For nearly 39 years of my life, I was a proud perfectionist. It was a core part of my identity and impacted pretty much everything I did every day.
And while it served me well enough, I am here to share for anyone who is still holding to that label – there is a better way!!!
In his recent book, Hidden Potential, Adam Grant dedicates an entire chapter to pitfalls of perfectionism. He states:
In their quest for flawless results, research suggests that perfectionists tend to get three things wrong. One: they obsess about details that don’t matter. They’re so busy finding the right solution to tiny problems that they lack the discipline to find the right problems to solve. They can’t see the forest for the trees. Two: they avoid unfamiliar situations and difficult tasks that might lead to failure. That leaves them refining a narrow set of existing skills rather than working to develop new ones. Three: they berate themselves for making mistakes, which makes it harder to learn from them. They fail to recognize that the purpose of reviewing your mistakes isn’t to shame your past self. It’s to educate your future self.
Grant’s words speak to me, both the me that was for 39 years and the me that is still recovering. I am still working on this shift, and here are a few takeaways (warnings?) so far:
I used to display my perfectionism like a badge of honor.
In the same way that it’s a status symbol to throw around how busy you are, proclaiming yourself as a perfectionist seems to be some sort of status symbol. And, in the same way that being “busy” shouldn’t be a status symbol, neither should being a perfectionist. Being busy often indicates poor boundaries or lack of time management or confusion regarding priorities and balance. Being a perfectionist indicates a value on product over process and an aversion to growth. How is any of that a status symbol?
I hid behind my perfectionism.
When I read what Brene Brown had to say about perfectionism as a type of armor, I felt she was speaking directly to me. For years, I refrained from doing things and trying new things and pushing myself beyond my comfort zone due to my fear that I wouldn’t be perfect. Hiding behind perfectionism certainly kept me safe and in my comfort zone. How is just doing the same things over and over again (but in a slightly different way) a way to live?
Being a perfectionist is emotionally draining and not all that fun.
Part of being a perfectionist is a tendency towards over-thinking and over-analysis, which takes a lot of mental bandwidth. It involves a lot of negative self-talk about what I can’t do and the ways in which I’ll fail if I try something new. It means that, generally, I do the same things over and over again because I know I’m good at them. Can you imagine what could be accomplished with all of that freed up bandwidth?
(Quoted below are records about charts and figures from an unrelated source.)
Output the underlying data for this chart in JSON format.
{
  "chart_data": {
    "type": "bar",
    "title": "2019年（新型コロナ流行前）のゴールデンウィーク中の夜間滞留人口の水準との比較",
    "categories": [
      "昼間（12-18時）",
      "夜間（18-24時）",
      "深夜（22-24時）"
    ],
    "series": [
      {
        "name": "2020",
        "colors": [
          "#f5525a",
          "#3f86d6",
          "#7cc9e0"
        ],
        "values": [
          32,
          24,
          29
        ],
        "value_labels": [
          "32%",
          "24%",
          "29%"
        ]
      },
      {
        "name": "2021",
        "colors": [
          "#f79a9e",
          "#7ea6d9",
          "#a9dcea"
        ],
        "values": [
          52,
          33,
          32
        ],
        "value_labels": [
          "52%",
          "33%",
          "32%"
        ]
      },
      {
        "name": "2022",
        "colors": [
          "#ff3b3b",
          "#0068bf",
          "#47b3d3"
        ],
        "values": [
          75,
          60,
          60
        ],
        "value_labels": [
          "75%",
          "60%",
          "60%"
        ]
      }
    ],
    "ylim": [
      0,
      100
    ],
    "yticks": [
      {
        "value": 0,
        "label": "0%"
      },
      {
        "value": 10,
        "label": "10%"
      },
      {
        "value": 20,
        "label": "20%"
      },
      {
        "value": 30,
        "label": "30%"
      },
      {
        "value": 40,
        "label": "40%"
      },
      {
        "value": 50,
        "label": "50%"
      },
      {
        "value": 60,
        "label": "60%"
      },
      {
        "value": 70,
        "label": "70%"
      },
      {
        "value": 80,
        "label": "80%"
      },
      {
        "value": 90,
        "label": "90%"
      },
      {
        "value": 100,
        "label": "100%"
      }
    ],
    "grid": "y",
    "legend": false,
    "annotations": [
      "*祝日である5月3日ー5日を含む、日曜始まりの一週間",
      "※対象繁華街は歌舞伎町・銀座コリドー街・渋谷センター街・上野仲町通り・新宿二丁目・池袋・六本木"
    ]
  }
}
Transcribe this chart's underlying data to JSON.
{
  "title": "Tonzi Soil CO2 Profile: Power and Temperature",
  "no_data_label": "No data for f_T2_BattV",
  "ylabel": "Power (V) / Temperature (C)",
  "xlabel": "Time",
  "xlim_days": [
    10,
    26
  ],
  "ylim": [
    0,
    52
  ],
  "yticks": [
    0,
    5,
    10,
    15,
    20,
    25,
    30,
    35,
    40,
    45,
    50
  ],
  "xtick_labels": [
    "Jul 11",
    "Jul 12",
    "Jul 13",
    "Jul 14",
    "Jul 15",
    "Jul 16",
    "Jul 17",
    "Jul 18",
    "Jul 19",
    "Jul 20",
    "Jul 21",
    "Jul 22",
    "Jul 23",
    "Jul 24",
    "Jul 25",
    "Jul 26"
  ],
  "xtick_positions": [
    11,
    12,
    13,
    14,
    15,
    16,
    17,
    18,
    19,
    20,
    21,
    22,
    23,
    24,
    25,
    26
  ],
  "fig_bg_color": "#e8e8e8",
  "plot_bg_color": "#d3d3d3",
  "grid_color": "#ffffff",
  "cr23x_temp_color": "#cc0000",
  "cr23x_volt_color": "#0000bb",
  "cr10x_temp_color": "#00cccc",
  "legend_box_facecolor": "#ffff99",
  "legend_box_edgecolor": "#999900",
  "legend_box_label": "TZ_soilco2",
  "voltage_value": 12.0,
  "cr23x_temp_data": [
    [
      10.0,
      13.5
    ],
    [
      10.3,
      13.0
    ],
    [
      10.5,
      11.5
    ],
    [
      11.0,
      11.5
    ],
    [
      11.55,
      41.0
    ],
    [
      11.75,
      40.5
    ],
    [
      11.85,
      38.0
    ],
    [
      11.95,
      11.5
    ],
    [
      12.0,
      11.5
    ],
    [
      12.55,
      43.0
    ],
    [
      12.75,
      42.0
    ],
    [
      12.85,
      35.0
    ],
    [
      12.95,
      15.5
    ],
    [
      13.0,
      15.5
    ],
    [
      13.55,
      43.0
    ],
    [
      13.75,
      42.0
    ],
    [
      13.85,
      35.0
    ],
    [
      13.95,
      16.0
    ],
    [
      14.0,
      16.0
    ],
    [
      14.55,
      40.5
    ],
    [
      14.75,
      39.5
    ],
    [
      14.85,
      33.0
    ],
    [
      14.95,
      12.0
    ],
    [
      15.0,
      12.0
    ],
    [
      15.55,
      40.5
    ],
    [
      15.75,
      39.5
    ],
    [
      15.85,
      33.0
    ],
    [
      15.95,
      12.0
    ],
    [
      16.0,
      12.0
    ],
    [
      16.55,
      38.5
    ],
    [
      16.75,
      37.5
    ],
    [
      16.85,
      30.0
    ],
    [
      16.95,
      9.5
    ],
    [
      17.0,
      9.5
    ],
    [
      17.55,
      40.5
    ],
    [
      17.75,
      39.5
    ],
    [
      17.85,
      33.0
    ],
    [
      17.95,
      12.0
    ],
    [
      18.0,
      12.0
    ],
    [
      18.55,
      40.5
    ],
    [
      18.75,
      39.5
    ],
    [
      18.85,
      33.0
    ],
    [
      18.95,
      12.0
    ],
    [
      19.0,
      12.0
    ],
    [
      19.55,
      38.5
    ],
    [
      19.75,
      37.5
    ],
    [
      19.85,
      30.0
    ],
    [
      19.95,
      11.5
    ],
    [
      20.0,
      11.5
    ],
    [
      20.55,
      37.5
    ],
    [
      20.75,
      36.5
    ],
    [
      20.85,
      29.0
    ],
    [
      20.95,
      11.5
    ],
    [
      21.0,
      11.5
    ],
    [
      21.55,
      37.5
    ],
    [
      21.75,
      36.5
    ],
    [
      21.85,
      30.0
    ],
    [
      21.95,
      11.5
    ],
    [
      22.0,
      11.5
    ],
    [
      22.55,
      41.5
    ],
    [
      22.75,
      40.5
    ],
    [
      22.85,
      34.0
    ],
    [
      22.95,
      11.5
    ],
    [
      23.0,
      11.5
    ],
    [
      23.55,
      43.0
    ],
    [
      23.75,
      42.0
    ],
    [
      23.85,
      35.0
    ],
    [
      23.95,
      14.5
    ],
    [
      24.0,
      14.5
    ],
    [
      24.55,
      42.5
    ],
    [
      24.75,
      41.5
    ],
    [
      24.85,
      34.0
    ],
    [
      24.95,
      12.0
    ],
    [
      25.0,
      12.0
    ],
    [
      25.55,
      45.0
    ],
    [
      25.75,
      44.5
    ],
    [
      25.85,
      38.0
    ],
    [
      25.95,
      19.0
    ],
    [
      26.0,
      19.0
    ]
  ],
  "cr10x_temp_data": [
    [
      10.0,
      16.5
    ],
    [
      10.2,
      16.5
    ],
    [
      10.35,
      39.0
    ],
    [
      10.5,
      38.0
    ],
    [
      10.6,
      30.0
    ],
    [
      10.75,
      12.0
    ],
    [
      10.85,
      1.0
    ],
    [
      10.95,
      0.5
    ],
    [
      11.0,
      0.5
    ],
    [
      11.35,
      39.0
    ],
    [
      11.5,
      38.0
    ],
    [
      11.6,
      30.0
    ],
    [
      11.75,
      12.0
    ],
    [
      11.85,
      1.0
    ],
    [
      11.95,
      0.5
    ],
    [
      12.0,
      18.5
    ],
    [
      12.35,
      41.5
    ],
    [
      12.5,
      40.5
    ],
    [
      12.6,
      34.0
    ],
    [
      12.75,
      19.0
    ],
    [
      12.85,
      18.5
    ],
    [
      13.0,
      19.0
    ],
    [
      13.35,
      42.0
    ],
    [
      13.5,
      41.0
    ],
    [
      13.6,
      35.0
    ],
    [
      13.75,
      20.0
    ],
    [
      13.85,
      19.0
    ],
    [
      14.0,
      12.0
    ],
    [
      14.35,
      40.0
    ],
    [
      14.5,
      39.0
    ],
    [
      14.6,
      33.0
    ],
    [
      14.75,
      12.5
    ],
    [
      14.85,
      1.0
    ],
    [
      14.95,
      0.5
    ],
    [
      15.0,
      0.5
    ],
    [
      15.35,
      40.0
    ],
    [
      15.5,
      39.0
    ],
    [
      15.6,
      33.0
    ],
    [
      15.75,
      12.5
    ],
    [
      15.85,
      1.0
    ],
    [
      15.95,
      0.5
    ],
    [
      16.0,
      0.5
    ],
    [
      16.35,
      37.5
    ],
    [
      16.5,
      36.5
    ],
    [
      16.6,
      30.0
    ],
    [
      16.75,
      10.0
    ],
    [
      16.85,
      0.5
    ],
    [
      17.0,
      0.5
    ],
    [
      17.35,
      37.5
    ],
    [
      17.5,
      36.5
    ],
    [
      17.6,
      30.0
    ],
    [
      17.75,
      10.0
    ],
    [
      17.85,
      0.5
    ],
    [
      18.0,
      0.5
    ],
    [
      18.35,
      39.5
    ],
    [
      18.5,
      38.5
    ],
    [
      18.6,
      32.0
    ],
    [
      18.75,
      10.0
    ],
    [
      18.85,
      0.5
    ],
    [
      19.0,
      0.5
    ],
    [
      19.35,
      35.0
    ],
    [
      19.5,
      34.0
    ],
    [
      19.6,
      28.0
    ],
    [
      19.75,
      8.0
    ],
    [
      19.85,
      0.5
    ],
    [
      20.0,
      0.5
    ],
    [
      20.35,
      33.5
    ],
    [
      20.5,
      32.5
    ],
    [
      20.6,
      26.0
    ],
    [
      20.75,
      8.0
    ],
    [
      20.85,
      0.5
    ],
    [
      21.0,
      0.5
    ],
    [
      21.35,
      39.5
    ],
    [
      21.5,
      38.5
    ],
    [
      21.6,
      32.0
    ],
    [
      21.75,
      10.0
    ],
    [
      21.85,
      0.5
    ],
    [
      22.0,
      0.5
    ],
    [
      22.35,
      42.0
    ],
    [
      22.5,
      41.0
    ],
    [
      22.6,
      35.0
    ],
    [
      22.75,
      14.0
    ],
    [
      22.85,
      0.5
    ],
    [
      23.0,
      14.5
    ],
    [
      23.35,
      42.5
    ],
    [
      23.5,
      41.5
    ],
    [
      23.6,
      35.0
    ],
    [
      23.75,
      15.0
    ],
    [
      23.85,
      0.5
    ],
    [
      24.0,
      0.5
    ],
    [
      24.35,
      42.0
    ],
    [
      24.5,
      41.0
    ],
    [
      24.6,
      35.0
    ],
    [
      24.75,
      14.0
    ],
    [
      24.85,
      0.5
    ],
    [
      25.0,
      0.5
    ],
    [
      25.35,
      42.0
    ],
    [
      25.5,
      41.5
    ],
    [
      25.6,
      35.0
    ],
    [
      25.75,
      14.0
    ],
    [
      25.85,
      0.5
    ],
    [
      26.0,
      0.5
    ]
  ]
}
In reality, I know perfectionism was holding me back.
I teach students about the value of being a lifelong learner. I work with organizations to create a culture of innovation. I use language about growth mindset with my kids. And I wasn’t following any of that myself. I 100% believe in being a lifelong learner, fostering a culture of innovation, and adopting a growth mindset. I absolutely believe those are essential pieces for success. So, by holding to my perfectionism rather than what I, on an intellectual level, knew was most conducive to success, I was handcuffing myself. What unlocked potential might be waiting?
There is a better way.
In the book, Grant states, “Extensive evidence shows that it’s having high personal standards, not pursuing perfection, that fuels growth.” Turns out, I could achieve the same results that I was trying to achieve through perfectionism, but in a much more effective, efficient, and joyful way. Rather than calling myself a perfectionist now, I tell people I have a commitment to curiosity and excellence (two of my personal values!). What that looks like depends on the situation, but it means that I lean into high personal standards while striving every day to be better than the day before it.
I appreciate that Grant specifically discusses how the goal isn’t just to “do your best,” rather to continue pushing for growth and striving to be better each day. And, “better” is not “perfect.” And “better” leaves room for growth in a way that “perfect” just doesn’t. See the distinction there?
He encourages the asking of two questions each day:
Did you make yourself better today?
Did you make someone else better today?